We are seeking a highly skilled and motivated Tech Lead – Disaster Recovery Specialist to design, implement, and maintain robust disaster recovery (DR) solutions that ensure the resilience, scalability, and reliability of our IT infrastructure and applications. The ideal candidate will be responsible for managing all aspects of disaster recovery, including planning, testing, automation, and continuous improvement in an AWS environment.
Key Responsibilities
Disaster Recovery & Business Continuity
- Develop, implement, and maintain disaster recovery (DR) plans to ensure quick restoration of critical systems and data in case of a disaster.
- Plan, design, document, and test disaster recovery solutions to meet business and technology requirements.
- Conduct regular DR drills and simulations to assess the effectiveness of the recovery strategy and identify areas for improvement.
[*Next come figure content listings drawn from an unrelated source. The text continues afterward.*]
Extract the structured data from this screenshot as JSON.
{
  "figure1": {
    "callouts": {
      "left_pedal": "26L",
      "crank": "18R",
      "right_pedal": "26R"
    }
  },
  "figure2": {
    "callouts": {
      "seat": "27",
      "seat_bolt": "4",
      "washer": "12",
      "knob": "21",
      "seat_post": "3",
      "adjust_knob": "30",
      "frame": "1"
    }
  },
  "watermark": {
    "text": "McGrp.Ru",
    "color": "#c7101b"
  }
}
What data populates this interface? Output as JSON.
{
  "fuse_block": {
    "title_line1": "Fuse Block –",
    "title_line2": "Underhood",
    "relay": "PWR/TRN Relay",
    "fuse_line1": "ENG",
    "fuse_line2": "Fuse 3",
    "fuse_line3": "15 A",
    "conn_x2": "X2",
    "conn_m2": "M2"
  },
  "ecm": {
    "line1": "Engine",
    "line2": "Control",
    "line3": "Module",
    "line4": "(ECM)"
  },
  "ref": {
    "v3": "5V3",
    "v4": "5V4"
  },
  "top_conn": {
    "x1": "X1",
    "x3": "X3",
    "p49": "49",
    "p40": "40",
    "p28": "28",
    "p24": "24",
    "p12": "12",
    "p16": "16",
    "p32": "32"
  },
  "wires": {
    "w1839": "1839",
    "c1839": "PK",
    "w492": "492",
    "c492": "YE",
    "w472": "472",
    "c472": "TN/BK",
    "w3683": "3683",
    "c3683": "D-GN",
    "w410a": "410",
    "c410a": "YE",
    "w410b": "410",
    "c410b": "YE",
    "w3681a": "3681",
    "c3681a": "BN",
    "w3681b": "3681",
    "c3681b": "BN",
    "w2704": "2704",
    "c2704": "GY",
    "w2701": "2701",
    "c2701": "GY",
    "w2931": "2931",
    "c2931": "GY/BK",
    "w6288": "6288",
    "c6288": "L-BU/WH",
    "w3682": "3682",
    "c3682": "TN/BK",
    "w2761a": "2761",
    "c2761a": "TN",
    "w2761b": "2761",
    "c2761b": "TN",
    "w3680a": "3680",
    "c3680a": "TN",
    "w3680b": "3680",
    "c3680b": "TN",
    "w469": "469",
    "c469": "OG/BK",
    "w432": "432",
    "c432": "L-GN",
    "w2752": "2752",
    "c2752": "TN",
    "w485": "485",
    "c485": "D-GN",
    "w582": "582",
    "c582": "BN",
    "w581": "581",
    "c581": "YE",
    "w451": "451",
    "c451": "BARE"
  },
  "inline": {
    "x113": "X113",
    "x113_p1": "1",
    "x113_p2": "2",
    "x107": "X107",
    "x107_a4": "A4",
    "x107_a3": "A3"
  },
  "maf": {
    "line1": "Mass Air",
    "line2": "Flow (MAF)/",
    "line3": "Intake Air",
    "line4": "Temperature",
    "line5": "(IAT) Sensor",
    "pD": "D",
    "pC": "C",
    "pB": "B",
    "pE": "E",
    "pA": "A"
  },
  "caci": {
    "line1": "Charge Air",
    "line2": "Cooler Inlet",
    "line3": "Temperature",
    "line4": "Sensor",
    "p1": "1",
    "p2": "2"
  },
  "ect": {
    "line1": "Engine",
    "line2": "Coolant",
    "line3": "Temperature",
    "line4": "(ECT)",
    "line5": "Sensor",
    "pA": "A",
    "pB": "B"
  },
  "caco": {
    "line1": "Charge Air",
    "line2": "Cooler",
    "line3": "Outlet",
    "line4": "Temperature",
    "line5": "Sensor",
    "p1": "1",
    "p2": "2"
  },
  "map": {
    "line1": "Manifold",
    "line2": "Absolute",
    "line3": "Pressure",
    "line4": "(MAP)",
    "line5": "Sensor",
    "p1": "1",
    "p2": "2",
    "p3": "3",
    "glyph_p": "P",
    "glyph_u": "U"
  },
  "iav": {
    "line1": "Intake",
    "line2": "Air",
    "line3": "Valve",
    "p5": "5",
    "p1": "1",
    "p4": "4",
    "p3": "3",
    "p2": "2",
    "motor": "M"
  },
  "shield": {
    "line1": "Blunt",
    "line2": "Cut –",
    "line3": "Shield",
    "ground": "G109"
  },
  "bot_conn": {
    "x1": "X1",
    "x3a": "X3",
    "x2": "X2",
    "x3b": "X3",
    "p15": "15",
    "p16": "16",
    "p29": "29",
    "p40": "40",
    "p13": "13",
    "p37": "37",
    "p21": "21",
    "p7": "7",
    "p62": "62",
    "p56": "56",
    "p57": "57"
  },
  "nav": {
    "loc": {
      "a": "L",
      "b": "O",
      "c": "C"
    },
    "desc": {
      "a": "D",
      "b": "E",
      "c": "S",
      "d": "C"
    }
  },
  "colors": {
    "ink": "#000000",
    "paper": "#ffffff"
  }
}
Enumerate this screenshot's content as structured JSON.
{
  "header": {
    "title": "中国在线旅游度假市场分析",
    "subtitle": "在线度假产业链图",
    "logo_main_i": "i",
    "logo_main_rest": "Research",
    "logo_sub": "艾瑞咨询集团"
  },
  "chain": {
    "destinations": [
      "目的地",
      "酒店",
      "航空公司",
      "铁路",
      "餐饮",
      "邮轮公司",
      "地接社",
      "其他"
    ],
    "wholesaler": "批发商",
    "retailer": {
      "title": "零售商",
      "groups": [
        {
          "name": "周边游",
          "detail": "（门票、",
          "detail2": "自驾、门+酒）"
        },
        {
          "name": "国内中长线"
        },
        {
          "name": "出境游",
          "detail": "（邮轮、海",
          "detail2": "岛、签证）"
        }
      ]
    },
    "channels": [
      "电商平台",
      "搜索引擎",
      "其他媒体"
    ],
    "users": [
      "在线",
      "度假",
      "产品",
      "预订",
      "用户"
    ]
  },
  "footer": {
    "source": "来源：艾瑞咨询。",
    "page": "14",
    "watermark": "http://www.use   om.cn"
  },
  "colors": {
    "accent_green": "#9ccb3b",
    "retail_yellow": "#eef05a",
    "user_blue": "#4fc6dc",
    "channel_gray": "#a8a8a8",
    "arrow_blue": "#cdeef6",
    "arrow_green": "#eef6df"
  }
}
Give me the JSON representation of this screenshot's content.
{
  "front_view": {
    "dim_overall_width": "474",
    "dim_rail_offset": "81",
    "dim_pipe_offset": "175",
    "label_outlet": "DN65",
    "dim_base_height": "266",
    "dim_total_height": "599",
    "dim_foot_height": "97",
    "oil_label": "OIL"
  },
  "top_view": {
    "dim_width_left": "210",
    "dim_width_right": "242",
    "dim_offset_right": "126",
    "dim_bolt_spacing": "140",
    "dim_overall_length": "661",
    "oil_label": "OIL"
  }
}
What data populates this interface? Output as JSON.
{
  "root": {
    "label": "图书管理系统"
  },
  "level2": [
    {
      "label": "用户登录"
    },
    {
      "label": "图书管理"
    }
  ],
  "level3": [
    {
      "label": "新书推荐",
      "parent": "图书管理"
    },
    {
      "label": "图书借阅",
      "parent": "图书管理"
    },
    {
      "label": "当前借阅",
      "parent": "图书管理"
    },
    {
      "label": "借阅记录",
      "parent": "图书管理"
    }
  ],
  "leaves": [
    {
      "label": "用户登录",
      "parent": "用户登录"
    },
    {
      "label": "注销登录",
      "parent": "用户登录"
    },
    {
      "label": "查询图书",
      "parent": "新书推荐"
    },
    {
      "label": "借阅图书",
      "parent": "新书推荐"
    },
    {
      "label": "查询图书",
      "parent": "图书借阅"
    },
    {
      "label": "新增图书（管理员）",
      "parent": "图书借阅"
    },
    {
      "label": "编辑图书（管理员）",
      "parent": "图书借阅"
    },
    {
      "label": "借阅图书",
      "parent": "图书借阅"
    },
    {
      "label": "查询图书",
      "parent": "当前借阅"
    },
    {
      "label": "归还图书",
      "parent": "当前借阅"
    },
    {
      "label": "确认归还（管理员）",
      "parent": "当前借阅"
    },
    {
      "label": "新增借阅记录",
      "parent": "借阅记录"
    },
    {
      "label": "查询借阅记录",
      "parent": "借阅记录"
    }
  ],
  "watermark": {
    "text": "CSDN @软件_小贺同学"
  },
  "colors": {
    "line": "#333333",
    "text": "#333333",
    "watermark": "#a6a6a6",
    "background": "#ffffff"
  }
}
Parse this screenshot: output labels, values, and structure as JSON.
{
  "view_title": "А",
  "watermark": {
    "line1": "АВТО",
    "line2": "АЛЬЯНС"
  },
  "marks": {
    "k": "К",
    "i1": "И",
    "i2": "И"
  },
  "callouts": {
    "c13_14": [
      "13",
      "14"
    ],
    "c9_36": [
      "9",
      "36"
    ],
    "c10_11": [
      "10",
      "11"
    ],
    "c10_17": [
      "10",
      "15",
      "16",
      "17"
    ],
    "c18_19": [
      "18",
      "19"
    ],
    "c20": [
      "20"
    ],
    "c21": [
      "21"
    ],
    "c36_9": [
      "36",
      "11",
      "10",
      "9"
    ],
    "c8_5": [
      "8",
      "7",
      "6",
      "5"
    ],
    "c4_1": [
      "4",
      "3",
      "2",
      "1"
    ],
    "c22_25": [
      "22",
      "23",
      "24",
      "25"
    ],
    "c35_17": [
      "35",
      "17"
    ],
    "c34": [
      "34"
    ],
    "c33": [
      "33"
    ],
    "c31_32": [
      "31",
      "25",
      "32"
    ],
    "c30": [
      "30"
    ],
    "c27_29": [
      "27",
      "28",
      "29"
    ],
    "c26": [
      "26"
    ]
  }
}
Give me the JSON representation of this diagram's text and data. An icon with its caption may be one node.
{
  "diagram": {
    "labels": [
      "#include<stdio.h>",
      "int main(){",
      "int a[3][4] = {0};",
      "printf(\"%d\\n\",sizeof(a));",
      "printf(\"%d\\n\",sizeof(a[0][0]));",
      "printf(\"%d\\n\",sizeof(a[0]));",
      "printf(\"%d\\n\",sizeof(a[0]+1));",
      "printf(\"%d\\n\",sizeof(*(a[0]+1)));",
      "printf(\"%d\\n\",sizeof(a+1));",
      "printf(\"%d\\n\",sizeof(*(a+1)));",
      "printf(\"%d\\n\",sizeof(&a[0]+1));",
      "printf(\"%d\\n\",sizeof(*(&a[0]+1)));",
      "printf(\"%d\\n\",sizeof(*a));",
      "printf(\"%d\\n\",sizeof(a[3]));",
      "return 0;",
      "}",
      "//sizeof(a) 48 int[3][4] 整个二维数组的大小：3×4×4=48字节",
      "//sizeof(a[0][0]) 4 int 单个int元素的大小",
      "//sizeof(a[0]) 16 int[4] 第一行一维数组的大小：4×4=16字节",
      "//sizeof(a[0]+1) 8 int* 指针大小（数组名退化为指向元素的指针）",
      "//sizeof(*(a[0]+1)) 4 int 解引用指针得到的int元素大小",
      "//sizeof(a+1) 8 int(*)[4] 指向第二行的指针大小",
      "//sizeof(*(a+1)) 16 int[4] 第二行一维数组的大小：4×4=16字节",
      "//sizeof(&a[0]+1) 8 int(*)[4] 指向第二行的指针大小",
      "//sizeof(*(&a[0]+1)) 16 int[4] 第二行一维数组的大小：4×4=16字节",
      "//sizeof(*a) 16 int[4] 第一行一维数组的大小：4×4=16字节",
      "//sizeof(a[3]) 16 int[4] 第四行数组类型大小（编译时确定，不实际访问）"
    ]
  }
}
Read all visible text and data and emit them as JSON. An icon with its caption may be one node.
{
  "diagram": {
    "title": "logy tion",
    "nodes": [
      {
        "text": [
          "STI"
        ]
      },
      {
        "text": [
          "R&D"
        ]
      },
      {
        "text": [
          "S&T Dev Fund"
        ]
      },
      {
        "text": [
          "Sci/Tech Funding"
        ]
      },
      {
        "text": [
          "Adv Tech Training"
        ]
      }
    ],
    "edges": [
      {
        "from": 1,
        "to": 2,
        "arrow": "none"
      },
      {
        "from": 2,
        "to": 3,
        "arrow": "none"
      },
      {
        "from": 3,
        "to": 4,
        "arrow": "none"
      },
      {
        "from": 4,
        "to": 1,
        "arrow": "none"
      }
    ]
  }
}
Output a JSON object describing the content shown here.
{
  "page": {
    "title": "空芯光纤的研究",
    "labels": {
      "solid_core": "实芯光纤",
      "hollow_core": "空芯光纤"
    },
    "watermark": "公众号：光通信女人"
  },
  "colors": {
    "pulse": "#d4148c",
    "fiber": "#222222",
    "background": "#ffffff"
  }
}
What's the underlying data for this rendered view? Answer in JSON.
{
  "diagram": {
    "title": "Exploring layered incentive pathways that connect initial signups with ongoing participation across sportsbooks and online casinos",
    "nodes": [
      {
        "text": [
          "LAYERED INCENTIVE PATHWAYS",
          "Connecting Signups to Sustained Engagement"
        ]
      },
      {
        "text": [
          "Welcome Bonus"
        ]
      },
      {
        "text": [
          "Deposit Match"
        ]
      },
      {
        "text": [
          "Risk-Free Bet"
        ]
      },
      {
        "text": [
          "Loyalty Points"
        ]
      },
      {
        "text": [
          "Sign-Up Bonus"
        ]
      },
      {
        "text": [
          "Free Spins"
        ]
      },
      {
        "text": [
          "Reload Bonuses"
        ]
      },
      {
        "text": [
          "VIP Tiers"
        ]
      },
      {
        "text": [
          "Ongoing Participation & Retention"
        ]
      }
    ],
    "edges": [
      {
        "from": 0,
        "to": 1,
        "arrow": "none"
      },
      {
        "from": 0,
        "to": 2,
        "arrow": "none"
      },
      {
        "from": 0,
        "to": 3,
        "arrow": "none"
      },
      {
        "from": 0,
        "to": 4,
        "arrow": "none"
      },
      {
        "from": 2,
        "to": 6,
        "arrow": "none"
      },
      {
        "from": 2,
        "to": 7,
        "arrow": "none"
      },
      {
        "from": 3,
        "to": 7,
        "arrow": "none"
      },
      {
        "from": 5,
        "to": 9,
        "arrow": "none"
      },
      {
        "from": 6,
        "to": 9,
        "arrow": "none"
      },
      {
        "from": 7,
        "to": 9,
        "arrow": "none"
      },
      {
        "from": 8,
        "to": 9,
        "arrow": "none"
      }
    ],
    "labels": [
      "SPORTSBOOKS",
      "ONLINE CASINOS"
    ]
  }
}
- Collaborate with stakeholders to identify mission-critical systems and data that require protection under the DR plan.
- Manage backup solutions, ensuring that data is regularly backed up and can be restored efficiently.
Monitoring, Automation & Infrastructure Management
- Implement and manage monitoring, logging, and alerting solutions to maintain system health and performance.
- Automate disaster recovery processes to improve efficiency and reduce manual intervention.
- Maintain and enhance Infrastructure-as-Code (IaC) practices using tools such as Terraform, Ansible, or AWS CloudFormation.
- Manage containerization and orchestration using platforms like Docker and Kubernetes.
Continuous Improvement & Collaboration
- Drive continuous improvement initiatives to enhance the efficiency and effectiveness of disaster recovery strategies.
- Work closely with cross-functional teams to align DR solutions with broader DevOps and cloud infrastructure strategies.
- Ensure DR solutions adhere to compliance, security, and best practices within cloud-based environments.
Requirements
Qualifications & Experience
- Bachelor's degree in Computer Science, Information Technology, or a related field (or equivalent experience).
- 7+ years of experience in AWS infrastructure, with a focus on disaster recovery and business continuity.
- Strong understanding of DevOps principles, including continuous delivery, deployment, and improvement.
- Hands-on experience with DevOps platform tooling such as Git-based repositories, Jenkins, Docker, and Kubernetes.
- Expertise in Infrastructure-as-Code (IaC) tools such as Terraform, Ansible, or AWS CloudFormation.
- Proven ability to design, implement, and test DR solutions in a cloud environment (AWS preferred).